Plagiarism? A few words changed here and there. A few added, a few taken away. Influence? The distinction is not as clear-cut as the words suggest, for both sentences are full of words, and each ends with a period. Not a question mark nor an ellipsis. And certainly not with an exclamation point, even though both sentences contain a subject, verb and predicate and begin with a capital letter, as the eagle-eyed reader will notice; an’ S’ in Kafka’s case and a’ T’ for Mister Reilly.
Some eighty-two years separate the publication of the two books, and yet Reilly chose to begin his novel with a capital letter which, while not the same letter as Franz Kafka’s, was not far removed from it in the alphabet. Indeed, Reilly’s capital’ T’ is as close to Kafka’s’ S’ as is possible to imagine unless he had chosen an ‘R’ which he most pointedly did not.
Plagiarism? Influence? Who is to say?
The recent ‘discovery’ that I had ‘appropriated’ passages from Tom Clancy’s The Hunt for Red October (1984) in my novel The Hunt for Blue October disturbed me greatly. (There is nothing more disturbing than discovering your memory is not your own, unless it’s a call from the legal department at your soon-to-be-former publisher where they’ve suddenly found out ‘your book’ was originally ‘somebodyelse’s’.
It has made me reflect on my process as a writer. I’ve always used the words of other writers as my own because it saves a surprising amount of time. They’ve already been written and edited, after all. And frankly, everyone does it.
Mathew Reilly wants to retell the story of Ice Station Zebra but without the inconvenient (and frankly inexplicable) stripy horse content.
Some half a century after Nicholas Monsarrat penned The Cruel Sea, Tom Clancy set his novel at sea. He even set it under the sea as though to draw attention to the fact that he was writing under the influence of Monsarrat. They don’t call it SUB-text for nothing, you know.
It’s a question of degree. I’m probably closer to Clancy when it comes to the great zebra-free techno-thrillers of the twentieth century. Still, regardless of indebtedness, it’s a great simplification to call this plagiarism.
My whole writing life has been a dialogue with the books I love. I tell them what I want, and they give me entire paragraphs full of it, sometimes whole pages with just a word or two tweaked here and there.
For better or worse, I’ve lived my life in other people’s books, and honestly, it seems a bit much like hard work to start writing my own now. I’ve made no secret of this. It’s there for all to see, which was probably a mistake because they’re asking me to give back all the advances and royalties.

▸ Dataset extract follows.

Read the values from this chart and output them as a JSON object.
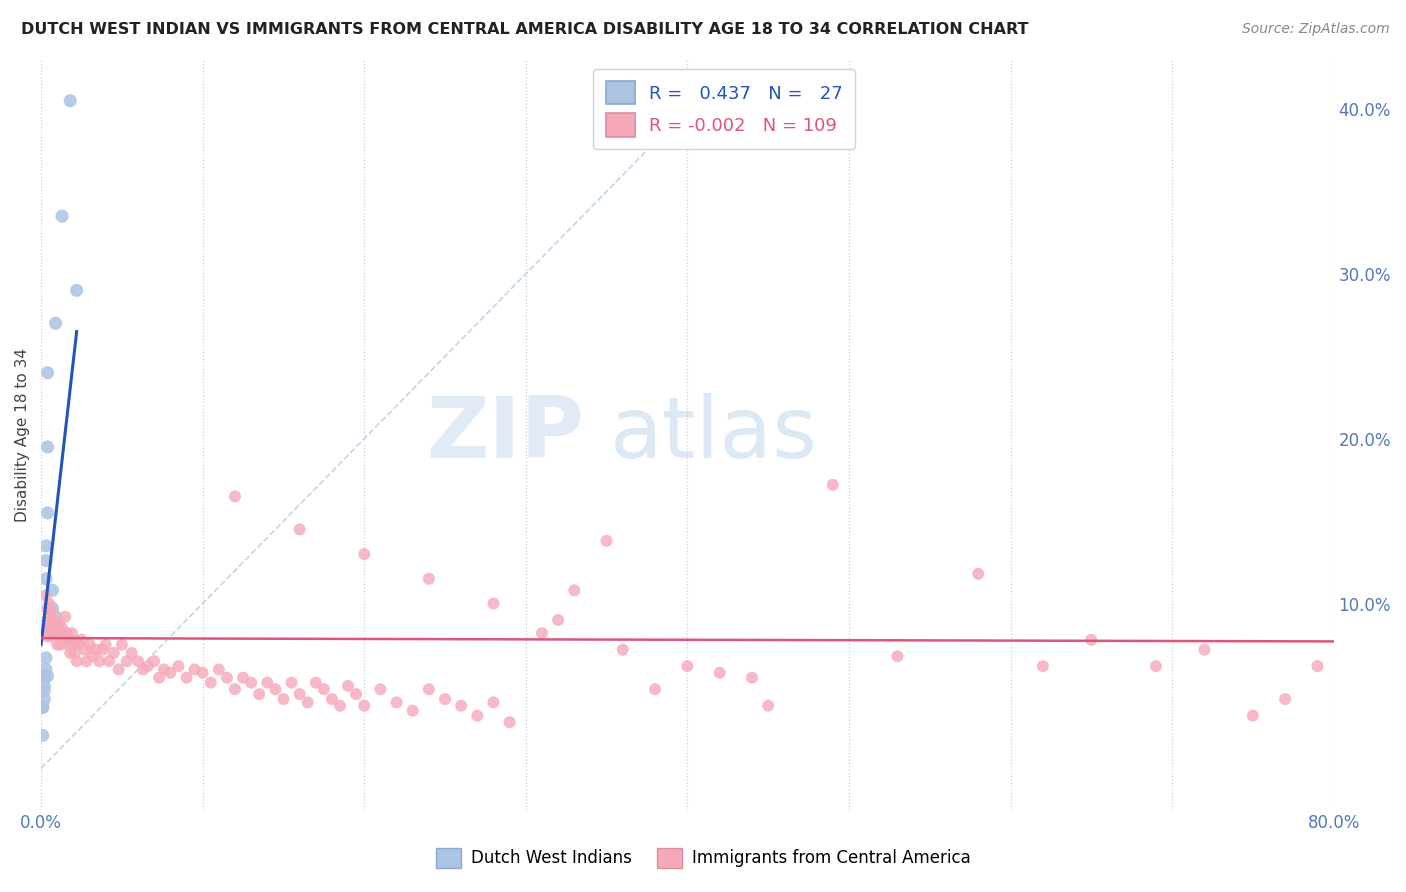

Every artist takes. What else do we do but endlessly recycle stories? All I have done is applied some much-needed rigour and focus to the process. I focus on the paragraph I want from someone else’s book and cut and paste it into my own.
With that said, I’ve never written a book like The Hunt for Blue October before that has taken so many different forms over so many years. My books are mostly short and written in a burst of copying and pasting. But each time I put The Hunt for Blue October aside, when it came to taking it up again, it had become in my mind something else. A hunt for Green October, Pink October, or my more recent Stripey October variation.
The original novel changed hugely, in other words. Not Clancy’s words. They mostly stayed the same. But I must have spent many, many minutes in the trusty old thesaurus looking for some new ones for my personal use.
For most of its life, The Hunt for Blue October was called Submarine because I wanted to write a book about submarines. If I thought this was plagiarism, I would have concealed it (no reasonable thief wants to be caught), but I am no thief. Thus Submarine had to become The Hunt for Blue October because who could believe I’d be that big an idiot to think I’d get away with it?
So, that’s that dealt with.
I hope none of this unpleasantness dissuades you from purchasing my subsequent novels Ice Station Llama and Cretaceous Park.
ROFL. Thanks for the smiles but now I want to finish 'Cruising The Med' by Homer J Simpson. Just up to the bit where Cersei Lannister turns the sailors into sheep.
Here I go - capital letter already used - and words - and now coming up - a period. (I could go on - but what's the point - plagiarism gone mad!)